Alors il courut comme un homme ivre, titubant d’un côté de la rue à l’autre. Brusquement, un changement s’opéra dans le gigantesque brasier qui ensevelissait la ville immense. Là où jusqu’alors le feu avait seulement couvé, tout éclata soudain en une mer de flammes, car le vent avait cessé d’apporter de nouveaux tourbillons de fumée, et ceux qui s’étaient amassés dans les petites rues avaient été dispersés par le souffle furieux de l’air embrasé. Ce souffle projetait devant lui des milliers d’étincelles, si bien que Vinicius courait au milieu d’un nuage de feu. Par contre, il pouvait mieux voir et, sur le point de tomber, il put apercevoir l’issue de la ruelle, ce qui lui rendit des forces. Ayant tourné l’angle, il se trouva dans une rue qui conduisait à la Voie du Port et au Champ Codetan. Les étincelles ne le harcelaient plus. Il comprit que s’il pouvait atteindre la Voie du Port, il serait sauvé, quand même il tomberait là inanimé.
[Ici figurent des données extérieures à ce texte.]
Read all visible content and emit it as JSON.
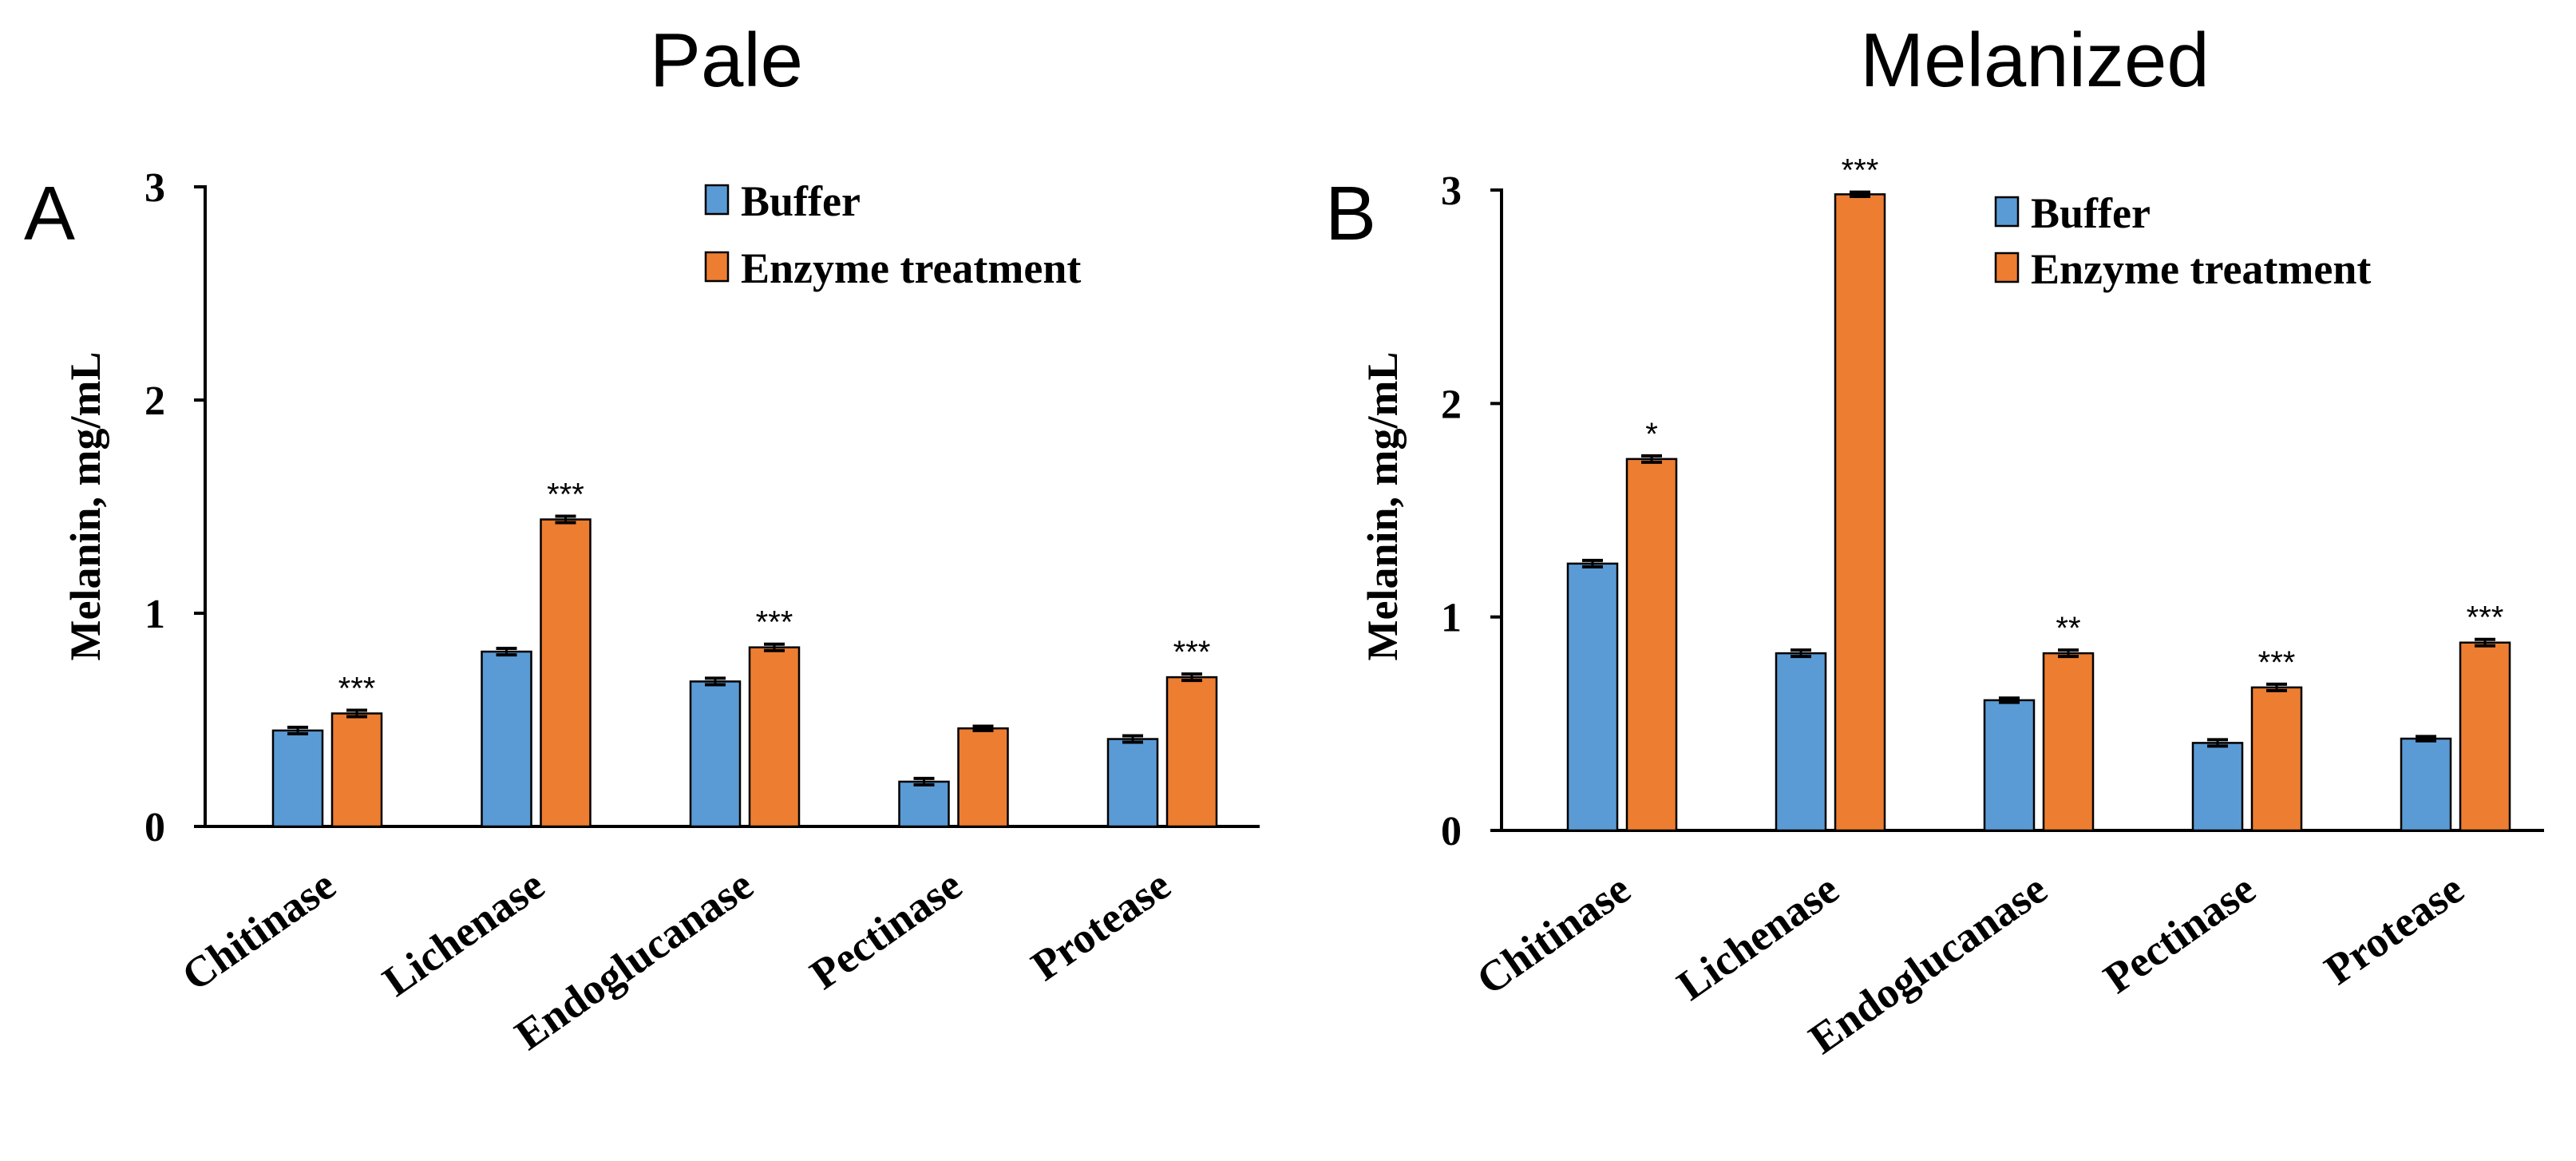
{
  "colors": {
    "buffer": "#5b9bd5",
    "enzyme": "#ed7d31",
    "axis": "#000000",
    "text": "#000000"
  },
  "chart_data": [
    {
      "panel_label": "A",
      "title": "Pale",
      "type": "bar",
      "ylabel": "Melanin, mg/mL",
      "ylim": [
        0,
        3
      ],
      "yticks": [
        "0",
        "1",
        "2",
        "3"
      ],
      "categories": [
        "Chitinase",
        "Lichenase",
        "Endoglucanase",
        "Pectinase",
        "Protease"
      ],
      "legend": [
        "Buffer",
        "Enzyme treatment"
      ],
      "series": [
        {
          "name": "Buffer",
          "values": [
            0.45,
            0.82,
            0.68,
            0.21,
            0.41
          ],
          "errors": [
            0.015,
            0.015,
            0.015,
            0.015,
            0.015
          ]
        },
        {
          "name": "Enzyme treatment",
          "values": [
            0.53,
            1.44,
            0.84,
            0.46,
            0.7
          ],
          "errors": [
            0.015,
            0.015,
            0.015,
            0.01,
            0.015
          ]
        }
      ],
      "significance": [
        "***",
        "***",
        "***",
        "",
        "***"
      ]
    },
    {
      "panel_label": "B",
      "title": "Melanized",
      "type": "bar",
      "ylabel": "Melanin, mg/mL",
      "ylim": [
        0,
        3
      ],
      "yticks": [
        "0",
        "1",
        "2",
        "3"
      ],
      "categories": [
        "Chitinase",
        "Lichenase",
        "Endoglucanase",
        "Pectinase",
        "Protease"
      ],
      "legend": [
        "Buffer",
        "Enzyme treatment"
      ],
      "series": [
        {
          "name": "Buffer",
          "values": [
            1.25,
            0.83,
            0.61,
            0.41,
            0.43
          ],
          "errors": [
            0.015,
            0.015,
            0.01,
            0.015,
            0.01
          ]
        },
        {
          "name": "Enzyme treatment",
          "values": [
            1.74,
            2.98,
            0.83,
            0.67,
            0.88
          ],
          "errors": [
            0.015,
            0.01,
            0.015,
            0.015,
            0.015
          ]
        }
      ],
      "significance": [
        "*",
        "***",
        "**",
        "***",
        "***"
      ]
    }
  ]
}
Un nuage voilait l’issue de la rue: «Si c’est de la fumée, – pensa-t-il, – alors je ne sortirai pas.» Il eut un élan de ses dernières forces. En chemin, il jeta sa tunique, qui commençait à le brûler comme une tunique de Nessus, et continua sa course, tout nu, ayant seulement sur la tête et sur la bouche le capitium de Lygie. De plus près il reconnut que ce qu’il avait pris pour de la fumée était un nuage de poussière d’où s’échappaient des voix et des cris humains.
«La canaille pille les maisons», songea-t-il.
Néanmoins, il courut du côté de ces voix. Il y avait là, quand même, des hommes qui pourraient lui venir en aide. Dans cet espoir, il se mit à crier de toutes ses forces, implorant du secours. C’était là le suprême effort: le voile devint plus rouge encore devant ses yeux, ses poumons manquèrent d’air, ses forces l’abandonnèrent, et il tomba.
Cependant, on l’avait entendu, ou plutôt aperçu, et deux hommes accoururent avec des gourdes d’eau. Vinicius en saisit une dans ses mains et la vida à moitié.
– Merci, – dit-il, – remettez-moi sur mes jambes, j’irai plus loin tout seul.